Bereits um die Mitte des 19. Jahrhunderts verlor Lodz seinen provinziellen Charakter und wurde immer mehr zu einer Industrie- und Handelsmetropole. Die Stadt wurde immer reicher und stach schon bald durch ihre vielfältige Architektur hervor: Es dominierten Paläste der Industriellen, Bürgerhäuser, Villen, Hotels, Theatergebäude und schließlich Gotteshäuser der verschiedenen Religionen der Bewohner. Nach 1900 entstanden in Lodz jährlich über 400 neue Bauten, allen voran Fabriken und Arbeitersiedlungen. Zu jener Zeit lag die Stadt im russischen Zarenreich, wurde allerdings das „deutsche Manchester“ genannt. Hier wurden deutsche Industrielle mit ihren Textilmanufakturen und -fabriken zu Millionären. Ein starker Aufschwung der Lodzer Textilindustrie, die den gesamten russischen Markt versorgte, fand nach 1823 statt. Im Jahre 1825 hatte die Stadt 1.000 Einwohner, 1900 waren es 31.500 (38% Deutsche), und 1939 672.000, darunter 30% Juden und 8% Deutsche. Lodz war wie eine Insel mitten im russischen Teil Polens, wo der Großteil der Bevölkerung, vor allem die Oberschicht, Deutsch sprach. Nach dem Ersten Weltkrieg wanderte ein Großteil der Deutschen ab, 1945 ging ihre Geschichte in dieser Stadt zu Ende. Von der jüdischen Gemeinde überlebten etwa 250 Personen.

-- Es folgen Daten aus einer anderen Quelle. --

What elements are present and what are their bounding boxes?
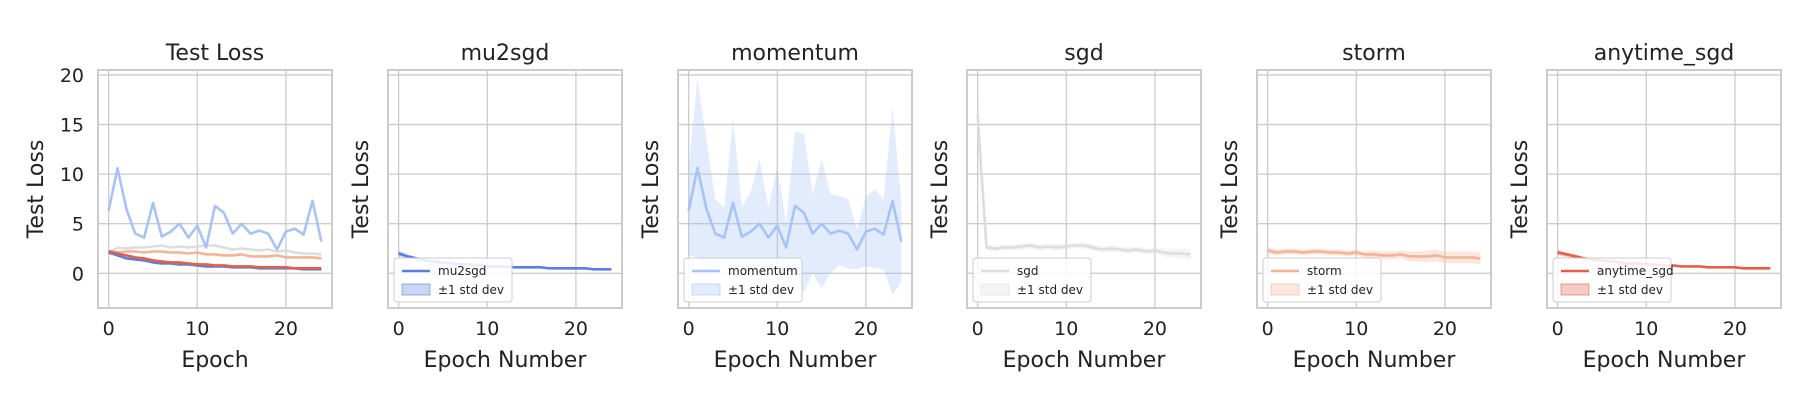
- axes-frame: [1546, 69, 1782, 309]
- legend-band-swatch: [691, 283, 721, 296]
- y-axis-label: Test Loss: [928, 140, 953, 240]
- std-band: [977, 79, 1191, 260]
- legend-label-std: ±1 std dev: [1597, 283, 1663, 297]
- y-axis-label: Test Loss: [1218, 140, 1243, 240]
- series-line: [108, 250, 322, 270]
- legend-band-swatch: [401, 283, 431, 296]
- legend-box: [683, 257, 803, 303]
- plot-area: [1267, 246, 1481, 265]
- legend-box: [1552, 257, 1672, 303]
- series-line: [687, 166, 903, 251]
- x-tick-label: 10: [475, 318, 499, 340]
- legend-label-series: storm: [1307, 264, 1342, 278]
- x-tick-label: 20: [1143, 318, 1167, 340]
- panel-title: storm: [1342, 41, 1406, 66]
- x-tick-label: 0: [393, 318, 405, 340]
- x-axis-label: Epoch Number: [714, 348, 878, 373]
- axes-frame: [1256, 69, 1492, 309]
- legend-label-series: mu2sgd: [438, 264, 486, 278]
- x-axis-label: Epoch Number: [1293, 348, 1457, 373]
- legend-box: [1262, 257, 1382, 303]
- std-band: [688, 78, 902, 296]
- legend: storm ±1 std dev: [1262, 257, 1382, 303]
- panel-title: mu2sgd: [461, 41, 550, 66]
- panel-4: sgd 0 10 20 Epoch Number Test Loss sgd ±1 std d…: [928, 41, 1202, 373]
- gridlines: [98, 70, 332, 308]
- legend: mu2sgd ±1 std dev: [393, 257, 513, 303]
- legend: momentum ±1 std dev: [683, 257, 803, 303]
- series-line: [107, 166, 323, 251]
- x-tick-label: 10: [1344, 318, 1368, 340]
- x-tick-label: 0: [972, 318, 984, 340]
- series-line: [976, 114, 1191, 256]
- y-tick-label: 20: [60, 65, 84, 87]
- y-tick-label: 0: [72, 263, 84, 285]
- axes-frame: [97, 69, 333, 309]
- panel-1: Test Loss 0 10 20 0 5 10 15 20 Epoch Test Loss: [24, 41, 333, 373]
- x-tick-label: 0: [103, 318, 115, 340]
- legend-band-swatch: [1270, 283, 1300, 296]
- plot-area: [107, 166, 323, 271]
- x-tick-label: 10: [1634, 318, 1658, 340]
- panel-5: storm 0 10 20 Epoch Number Test Loss storm ±1 s…: [1218, 41, 1492, 373]
- panel-title: anytime_sgd: [1594, 41, 1735, 66]
- x-tick-label: 0: [1552, 318, 1564, 340]
- x-tick-label: 0: [1262, 318, 1274, 340]
- legend: sgd ±1 std dev: [972, 257, 1092, 303]
- x-tick-label: 20: [274, 318, 298, 340]
- x-tick-label: 10: [765, 318, 789, 340]
- x-tick-label: 20: [1723, 318, 1747, 340]
- legend-label-series: sgd: [1017, 264, 1039, 278]
- panel-title: sgd: [1064, 41, 1103, 66]
- y-tick-label: 15: [60, 115, 84, 137]
- series-line: [108, 249, 322, 260]
- x-tick-label: 20: [854, 318, 878, 340]
- axes-frame: [966, 69, 1202, 309]
- x-tick-label: 10: [185, 318, 209, 340]
- plot-area: [687, 78, 903, 296]
- x-axis-label: Epoch Number: [424, 348, 588, 373]
- legend: anytime_sgd ±1 std dev: [1552, 257, 1674, 303]
- x-axis-label: Epoch Number: [1003, 348, 1167, 373]
- legend-label-series: momentum: [728, 264, 798, 278]
- x-tick-label: 20: [1433, 318, 1457, 340]
- legend-band-swatch: [1560, 283, 1590, 296]
- panel-6: anytime_sgd 0 10 20 Epoch Number Test Loss any…: [1508, 41, 1782, 373]
- x-tick-label: 10: [1054, 318, 1078, 340]
- y-tick-label: 10: [60, 164, 84, 186]
- x-tick-label: 0: [683, 318, 695, 340]
- y-axis-label: Test Loss: [24, 140, 49, 240]
- y-axis-label: Test Loss: [639, 140, 664, 240]
- legend-label-std: ±1 std dev: [438, 283, 504, 297]
- y-axis-label: Test Loss: [349, 140, 374, 240]
- legend-box: [972, 257, 1092, 303]
- panel-3: momentum 0 10 20 Epoch Number Test Loss moment…: [639, 41, 913, 373]
- legend-box: [393, 257, 513, 303]
- legend-label-std: ±1 std dev: [728, 283, 794, 297]
- plot-area: [976, 79, 1191, 260]
- y-tick-label: 5: [72, 214, 84, 236]
- series-line: [1267, 249, 1481, 260]
- x-axis-label: Epoch Number: [1583, 348, 1747, 373]
- legend-band-swatch: [980, 283, 1010, 296]
- panel-2: mu2sgd 0 10 20 Epoch Number Test Loss mu2sgd ±1…: [349, 41, 623, 373]
- legend-label-std: ±1 std dev: [1307, 283, 1373, 297]
- x-axis-label: Epoch: [181, 348, 248, 373]
- legend-label-std: ±1 std dev: [1017, 283, 1083, 297]
- x-tick-label: 20: [564, 318, 588, 340]
- panel-title: Test Loss: [165, 41, 265, 66]
- y-axis-label: Test Loss: [1508, 140, 1533, 240]
- axes-frame: [387, 69, 623, 309]
- series-line: [107, 244, 322, 256]
- panel-title: momentum: [731, 41, 859, 66]
- axes-frame: [677, 69, 913, 309]
- legend-label-series: anytime_sgd: [1597, 264, 1674, 278]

Die ehemaligen Textilfabriken und prunkvollen Fabrikantenpaläste prägen bis heute das Bild der Stadt. Zu ihnen gehören die ehemaligen Wohnhäuser des Bankiers Maksymilian Goldfeder, des Verlegers Jan Petersilge und des Fabrikanten Julisz Heinzel in der Piotrkowskastraße. In der gleichen Straße befindet sich das „Grand Hotel“, das Anfang des 20. Jahrhunderts zu den größten und modernsten in Europa zählte. Am Ende der Piotrkowska-Straße, am Plac Niepodległości steht die „Weiße Fabrik“, heute zentrales Museum für die Geschichte der Textilindustrie. Die Villa von Leopold Rudolf Kindermann in der ul. Wólczańska 31 gilt als eines der schönsten Werke der Jugendstil-Architektur in Polen. Im ehemaligen Palast der Familie Poznański in der ul. Więckowskiego 36 findet sich das berühmte Muzeum Sztuki mit einer der besten Sammlungen moderner Kunst. Der zweite Palast des Fabrikanten Izrael Poznański in der ul. Ogrodowa 15 beherbergt das Museum für Stadtgeschichte. In den Seitenflügeln ist eine Dauerausstellung über den in Lodz geborenen Komponisten Arthur Rubinstein zu sehen.

Die Residenz Księżyn Młyn ist ein eindrucksvolles Beispiel für die rasante Entwicklung von Lodz im 19. Jahrhundert. Dort ließ der Fabrikant Herbst einen großen Komplex mit Fabriken, Wohnhäusern und seinem Palast errichten. Der aufwendig sanierte Palast in der ul. Przędzalniana 72 wird heute als Museum genutzt und gibt einen guten Einblick in das Leben der Fabrikanten im Lodz des 19. Jahrhunderts. In der ul. Bracka 40 findet sich einer der größten Jüdischen Friedhöfe Europas mit mehr als 180.000 Grabstätten.

Ein Denkmal setzte dieser deutsch-jüdisch-russisch-polnischen Stadt der polnische Schriftsteller und Nobelpreisträger Władysław Reymont in seinem Roman Das gelobte Land, der von dem berühmten Regisseur Andrzej Wajda verfilmt wurde.